Best Opinion Site: Ansible <http://www.dcs.gla.ac.uk/SF-Archives/Ansible>, Best SF <http://www.bestsf.net>, Emerald City <http://www.emcit.com/index.shtml>, Internet Review of Science Fiction <http://www.irosf.com>, Tangent Online <http://www.tangentonline.com>. Comments: As I write this, both Tangent Online and Internet Review of Science Fiction are–temporarily, I hope–without editors. But even if the unthinkable happens and they fold, both deserve recognition for the splendid critical work they published in 2004. If there were an award for the Best Site You’ve Probably Never Heard Of, I’d give it to Best SF. And of course past Hugo winners Ansible and Emerald City are two of the finest fanzines on the web.

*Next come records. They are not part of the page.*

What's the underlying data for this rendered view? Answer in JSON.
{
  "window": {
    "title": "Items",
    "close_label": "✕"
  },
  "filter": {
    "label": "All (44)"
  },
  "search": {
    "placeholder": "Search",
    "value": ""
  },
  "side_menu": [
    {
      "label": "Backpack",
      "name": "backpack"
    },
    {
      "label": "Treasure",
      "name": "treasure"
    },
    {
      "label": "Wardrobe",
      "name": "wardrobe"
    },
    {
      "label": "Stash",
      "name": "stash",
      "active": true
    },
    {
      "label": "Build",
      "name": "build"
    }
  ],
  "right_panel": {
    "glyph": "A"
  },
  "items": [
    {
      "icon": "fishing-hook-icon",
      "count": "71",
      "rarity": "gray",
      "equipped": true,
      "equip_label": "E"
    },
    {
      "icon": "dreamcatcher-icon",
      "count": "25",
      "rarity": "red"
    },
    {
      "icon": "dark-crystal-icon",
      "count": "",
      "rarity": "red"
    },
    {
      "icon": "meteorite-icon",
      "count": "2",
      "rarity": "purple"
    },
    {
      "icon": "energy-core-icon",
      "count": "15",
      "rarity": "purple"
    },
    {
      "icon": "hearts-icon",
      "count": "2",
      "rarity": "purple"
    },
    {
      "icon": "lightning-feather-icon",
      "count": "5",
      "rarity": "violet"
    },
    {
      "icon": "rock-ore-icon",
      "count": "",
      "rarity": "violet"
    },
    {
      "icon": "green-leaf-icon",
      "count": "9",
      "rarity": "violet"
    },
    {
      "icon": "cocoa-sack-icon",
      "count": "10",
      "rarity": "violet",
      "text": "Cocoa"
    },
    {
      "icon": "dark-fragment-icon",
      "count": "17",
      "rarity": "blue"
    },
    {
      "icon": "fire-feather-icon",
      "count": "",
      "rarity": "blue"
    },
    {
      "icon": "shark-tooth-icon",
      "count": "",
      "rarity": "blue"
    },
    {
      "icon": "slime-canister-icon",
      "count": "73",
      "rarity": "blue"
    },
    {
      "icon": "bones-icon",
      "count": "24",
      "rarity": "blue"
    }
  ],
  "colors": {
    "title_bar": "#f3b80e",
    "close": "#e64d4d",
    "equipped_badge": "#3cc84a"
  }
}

Best Blog: Boing Boing <http://boingboing.net>, The Mumpsimus <http://mumpsimus.blogspot.com/c>, Futurismic <http://futurismic.com>, SFSignal <http://www.sfsignal.com>, Charlie’s Diary <http://www.antipope.org/charlie/blosxom.cgi>. Comments: Wait a minute! Blogs? Jim wants to give Hugos to blogs? Yes, I do. It says here that blogs are destined to move to the center of science fiction fandom. Soon, like maybe the day after tomorrow. Next Sunday at the latest. My nominees include three marvelous link-based blogs, Boing Boing, Futurismic, and SF Signal, and two of the most thoughtful personal blogs on the web, The Mumpsimus and Charlie’s Diary.

 

exit

Time for the obligatory moment of disclosure: I have stories on Fictionwise, Infinity Plus, SciFiction, and Fantastic Metropolis, essays on the SFWA site and interviews up on Locus Online and SF Weekly. But hey, I love all of these sites and know and respect many of the good people who make them possible. This should hardly come as a surprise. This is, after all, a friendly genre and I am your internet columnist!

So there you have it. Let’s see about getting some of these folks the Hugos they deserve, shall we?